At Anfield, among the first three players Souness sold were Steve Staunton, Ray Houghton and Ronnie Whelan. At Blackburn Souness has dropped Jason McAteer and Alan Kelly, ignored Jeff Kenna (until Saturday) sold Lee Carsley to Coventry City, off-loaded Keith Gillespie to Wigan and sent the Republic of Ireland under-21 player Ben Burgess to Australia for a season on loan.

Suddenly the conspiracy theorists sensed an argument and superficially it does not look a bad one. All the while people tried to remember an Irish player Souness had signed. They couldn't find one. Then they remembered he was player-manager of Rangers. Therefore he must be a Protestant bigot.

So now it was down to Souness to respond. In midweek he said of Staunton-Houghton-Whelan: "They were all players who came to me and asked to leave, so the whole thing is a complete load of nonsense." And on Saturday in a tight, mucky corridor of Prenton Park this column summoned up the recklessness to invite Souness into a quiet corner and discuss it further.

"It originated from some journalist who felt he could get a cheap headline," said Souness. "I read the article and the vast majority of it wasn't true, the facts weren't right, just wrong. I wouldn't want to go into it but if you look at my record as a manager, I should be the last person being accused of being anti-Irish."

Souness's managerial record includes, in 1989, the signing of Maurice Johnston, a Catholic, by Rangers. You might recall it caused a bit of a stir in Ireland.

That is what Souness alluded to when he then said: "I understand sectarianism and hate it. My children are Catholics. I was married to a Catholic first time round. My wife's maiden name now is Kelly - Irish family. I am the last person who should be accused of this. I wouldn't want to talk about it any more."

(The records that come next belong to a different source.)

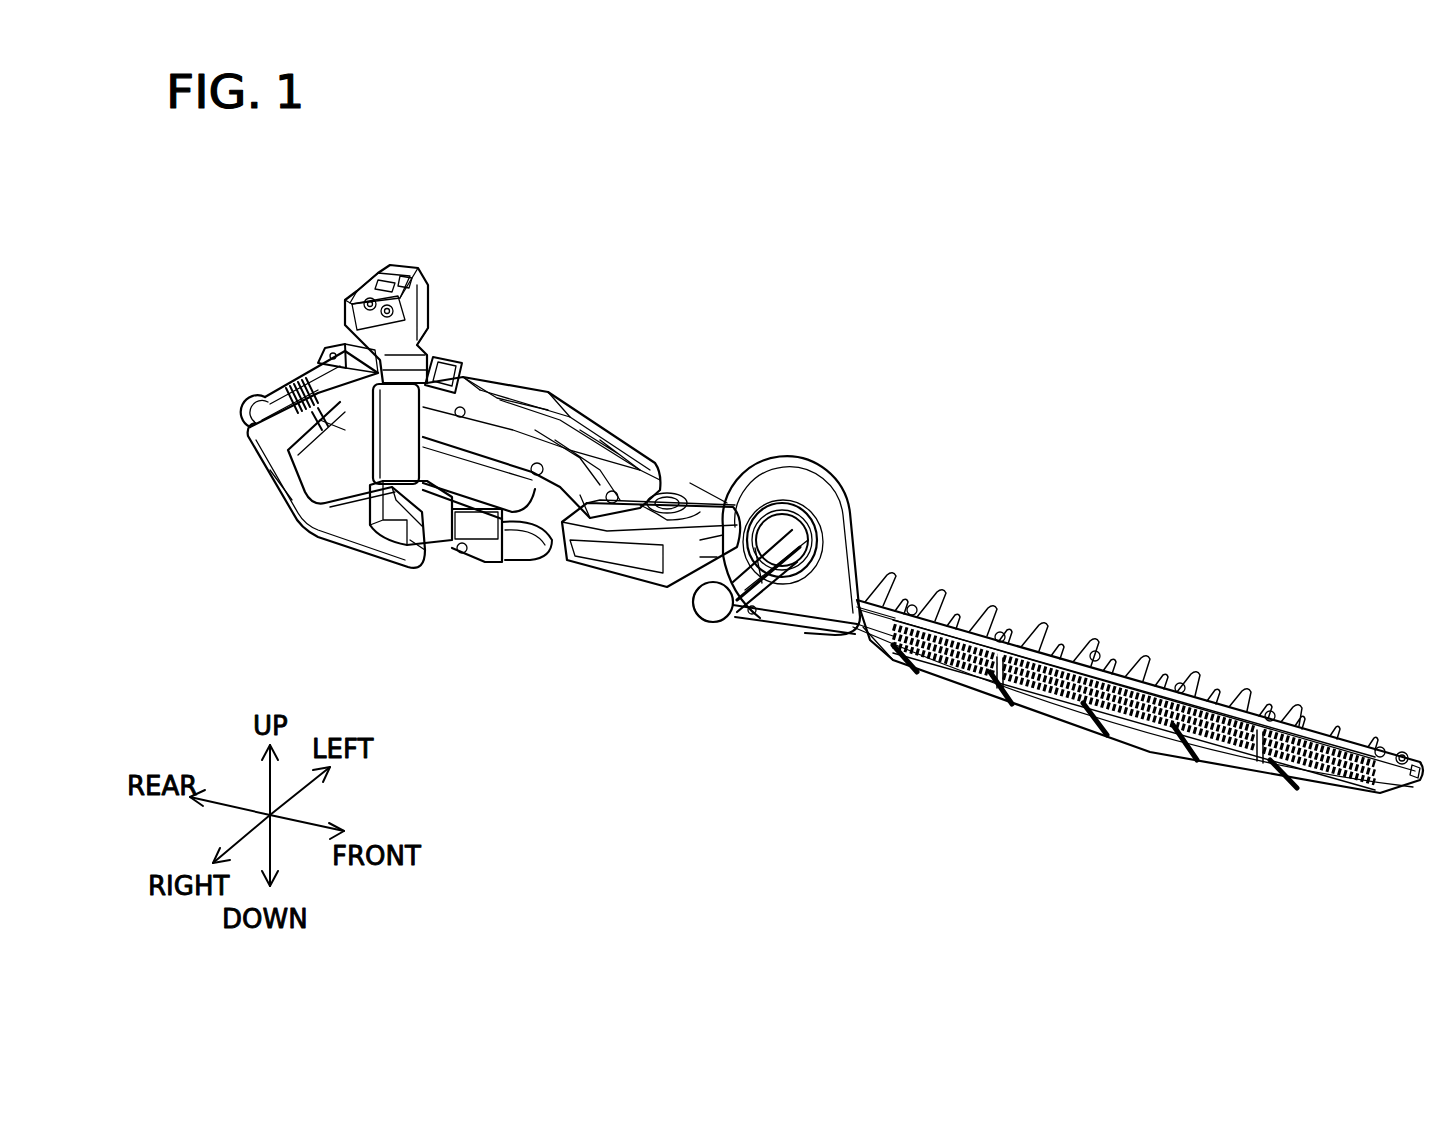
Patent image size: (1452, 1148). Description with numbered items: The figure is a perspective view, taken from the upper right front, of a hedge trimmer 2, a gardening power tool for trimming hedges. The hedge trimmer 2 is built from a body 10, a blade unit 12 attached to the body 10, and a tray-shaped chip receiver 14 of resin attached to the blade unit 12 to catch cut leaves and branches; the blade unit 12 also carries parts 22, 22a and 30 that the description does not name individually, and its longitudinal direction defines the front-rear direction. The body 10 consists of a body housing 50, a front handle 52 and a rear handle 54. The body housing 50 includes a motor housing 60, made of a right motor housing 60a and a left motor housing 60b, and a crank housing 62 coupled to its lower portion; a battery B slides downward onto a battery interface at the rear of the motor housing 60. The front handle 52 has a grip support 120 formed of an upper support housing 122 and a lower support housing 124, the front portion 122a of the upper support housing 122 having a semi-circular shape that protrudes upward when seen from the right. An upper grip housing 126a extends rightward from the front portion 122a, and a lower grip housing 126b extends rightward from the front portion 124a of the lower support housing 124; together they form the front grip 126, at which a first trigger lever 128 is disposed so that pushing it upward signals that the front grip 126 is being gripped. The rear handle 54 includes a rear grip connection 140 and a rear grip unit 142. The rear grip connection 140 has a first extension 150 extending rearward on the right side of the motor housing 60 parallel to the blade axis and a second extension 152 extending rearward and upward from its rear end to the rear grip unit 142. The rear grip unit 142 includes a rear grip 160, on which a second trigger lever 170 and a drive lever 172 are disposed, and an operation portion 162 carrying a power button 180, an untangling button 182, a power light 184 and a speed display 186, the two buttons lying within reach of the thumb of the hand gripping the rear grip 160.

The hedge trimmer 2 is at (1148, 333).
The body 10 is at (790, 327).
The blade unit 12 is at (1261, 618).
The chip receiver 14 is at (1133, 735).
The blade 22 is at (1341, 682).
The blade tip end 22a is at (1372, 740).
The blade cover 30 is at (1270, 693).
The body housing 50 is at (647, 326).
The front handle 52 is at (894, 466).
The rear handle 54 is at (412, 598).
The motor housing 60 is at (622, 416).
The right motor housing 60a is at (497, 398).
The left motor housing 60b is at (520, 393).
The crank housing 62 is at (527, 594).
The battery B is at (443, 346).
The grip support 120 is at (998, 495).
The upper support housing 122 is at (830, 517).
The front portion of the upper support housing 122a is at (777, 488).
The lower support housing 124 is at (847, 573).
The front portion of the lower support housing 124a is at (807, 627).
The front grip 126 is at (727, 713).
The upper grip housing 126a is at (705, 593).
The lower grip housing 126b is at (710, 612).
The first trigger lever 128 is at (750, 610).
The rear grip connection 140 is at (353, 592).
The rear grip unit 142 is at (258, 332).
The first extension 150 is at (365, 535).
The second extension 152 is at (288, 483).
The rear grip 160 is at (300, 393).
The operation portion 162 is at (410, 228).
The second trigger lever 170 is at (330, 352).
The drive lever 172 is at (338, 435).
The power button 180 is at (370, 278).
The untangling button 182 is at (430, 283).
The power light 184 is at (410, 273).
The speed display 186 is at (395, 270).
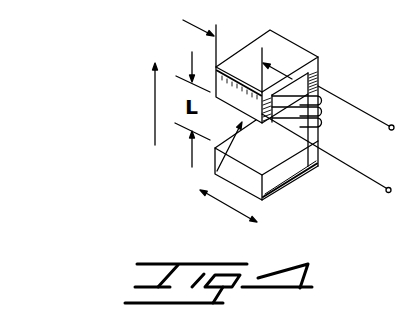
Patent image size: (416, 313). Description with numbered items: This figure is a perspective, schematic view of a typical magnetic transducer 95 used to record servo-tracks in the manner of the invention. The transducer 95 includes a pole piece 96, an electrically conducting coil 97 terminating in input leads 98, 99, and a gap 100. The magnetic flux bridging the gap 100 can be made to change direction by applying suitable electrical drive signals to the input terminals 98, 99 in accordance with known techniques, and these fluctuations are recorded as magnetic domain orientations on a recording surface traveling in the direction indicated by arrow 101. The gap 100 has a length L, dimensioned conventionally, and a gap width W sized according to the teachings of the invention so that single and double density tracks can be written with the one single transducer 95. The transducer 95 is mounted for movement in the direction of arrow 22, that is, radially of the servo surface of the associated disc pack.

The transducer 95 is at (186, 37).
The pole piece 96 is at (288, 51).
The electrically conducting coil 97 is at (323, 121).
The input lead 98 is at (347, 98).
The input lead 99 is at (365, 176).
The gap 100 is at (215, 173).
The arrow 101 is at (155, 97).
The arrow 22 is at (227, 206).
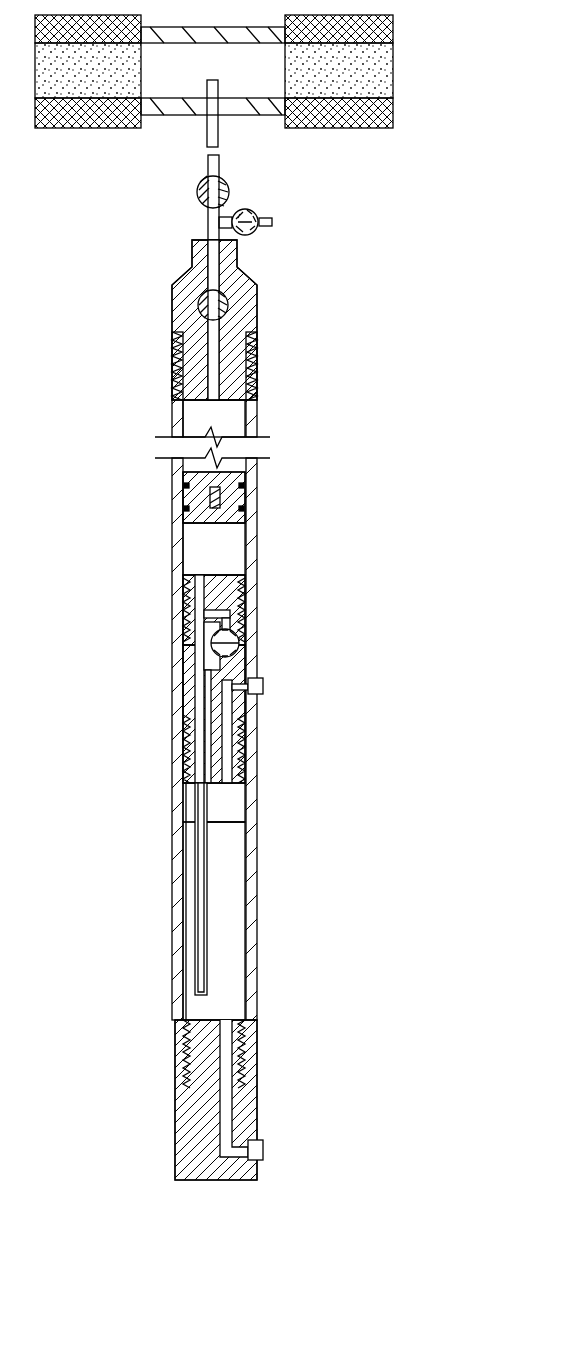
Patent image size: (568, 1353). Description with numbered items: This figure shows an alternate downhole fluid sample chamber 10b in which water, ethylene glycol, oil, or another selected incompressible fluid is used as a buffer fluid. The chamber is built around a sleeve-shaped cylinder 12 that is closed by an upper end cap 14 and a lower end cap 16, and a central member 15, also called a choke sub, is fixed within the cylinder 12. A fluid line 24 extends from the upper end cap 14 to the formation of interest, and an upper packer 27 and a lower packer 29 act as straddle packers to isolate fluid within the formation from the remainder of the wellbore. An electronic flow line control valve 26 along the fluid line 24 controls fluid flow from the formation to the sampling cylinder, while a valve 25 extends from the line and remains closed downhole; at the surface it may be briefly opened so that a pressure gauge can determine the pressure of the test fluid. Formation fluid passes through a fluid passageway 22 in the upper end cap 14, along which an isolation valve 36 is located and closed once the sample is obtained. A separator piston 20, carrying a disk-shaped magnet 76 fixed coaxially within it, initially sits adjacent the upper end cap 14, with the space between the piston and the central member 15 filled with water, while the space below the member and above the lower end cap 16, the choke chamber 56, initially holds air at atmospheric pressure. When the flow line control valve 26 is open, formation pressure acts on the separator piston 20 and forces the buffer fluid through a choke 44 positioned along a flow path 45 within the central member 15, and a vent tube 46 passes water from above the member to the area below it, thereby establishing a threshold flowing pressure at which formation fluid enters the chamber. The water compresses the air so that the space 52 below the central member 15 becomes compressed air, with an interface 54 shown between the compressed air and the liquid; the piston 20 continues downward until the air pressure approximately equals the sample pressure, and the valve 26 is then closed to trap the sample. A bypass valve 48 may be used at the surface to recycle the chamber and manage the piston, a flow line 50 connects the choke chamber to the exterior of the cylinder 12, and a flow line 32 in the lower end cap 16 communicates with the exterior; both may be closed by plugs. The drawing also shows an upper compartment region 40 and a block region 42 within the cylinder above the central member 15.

The sample chamber 10b is at (298, 246).
The cylinder 12 is at (183, 472).
The upper end cap 14 is at (258, 306).
The central member 15 is at (200, 574).
The lower end cap 16 is at (176, 1134).
The separator piston 20 is at (236, 504).
The fluid passageway 22 is at (205, 323).
The fluid line 24 is at (205, 130).
The valve 25 is at (256, 214).
The flow line control valve 26 is at (197, 191).
The upper packer 27 is at (184, 46).
The lower packer 29 is at (245, 98).
The flow line 32 is at (225, 1019).
The isolation valve 36 is at (200, 299).
The upper chamber 40 is at (195, 426).
The block 42 is at (238, 538).
The choke 44 is at (195, 645).
The flow path 45 is at (200, 699).
The vent tube 46 is at (195, 905).
The bypass valve 48 is at (241, 662).
The flow line 50 is at (228, 749).
The space 52 is at (236, 811).
The interface 54 is at (224, 826).
The choke chamber 56 is at (237, 935).
The magnet 76 is at (210, 496).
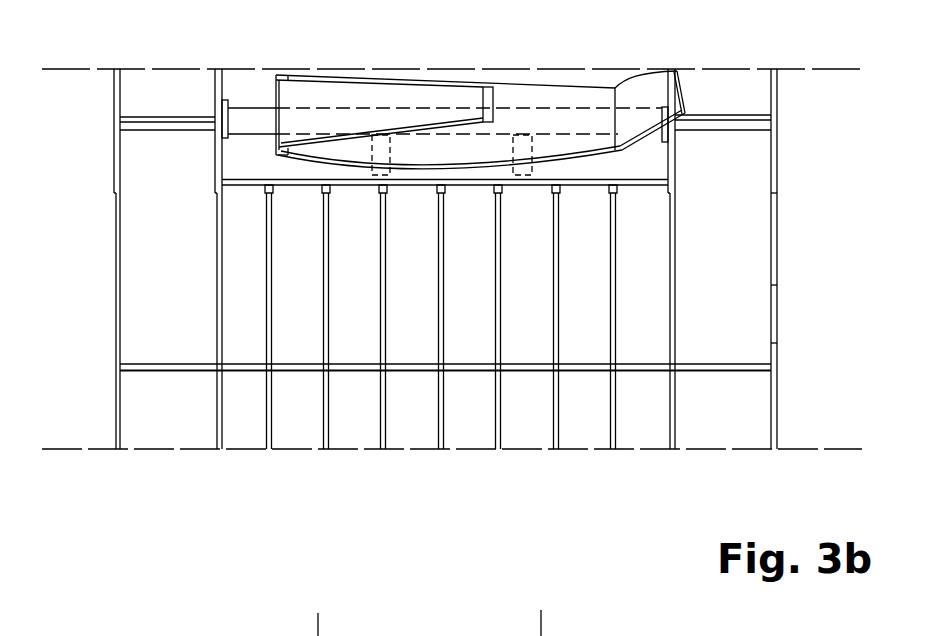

But had he chosen to, Souness could have dismantled the Blackburn element of the charges against him. Of Burgess he could have said farming out youngsters is part of their education. David Beckham was sent to Preston.

Of Gillespie Souness could rightly point out that he had lost his way. He had also lost his place - to Damien Johnson, birthplace Lisburn. Johnson plays for Northern Ireland. Maybe that's not Irish enough for some.

Of Kenna and McAteer Souness could have pointed to Saturday's teamsheet. Both played. McAteer, when stopped in the corridor, said that he had never had a problem with Souness in this respect. Souness could then have highlighted the name of Damien Duff. He played, too. Of Kelly he could have recalled the goalkeeper's mistake against Sheffield United. Of Carsley he could have argued £3.4m represented good business. It did.

Moreover, had Souness felt like it he could have widened the nationality debate. To a Scotsman someone Irish possesses an Irish accent. But Carsley? Born Birmingham. Kelly? Born Preston. McAteer? Born Birkenhead. Houghton? Born Glasgow. John Aldridge, Souness's opposite number on Saturday? Born Liverpool.

All Irish? No, all played for the Republic of Ireland. Slight difference. Let's not pretend otherwise.

And there is some pretending going on, though not by the players and not by Souness. The next time Mick McCarthy sends out a teamsheet consisting only of players born in Ireland it will be trumpeted as a green triumph. Those defending McAteer and the like now will gloat about it, be sure of that. They would prefer he was replaced by a purer Irishman all along. They will probably say they said so all along.

National pride is one thing. False indignant nationalism is another.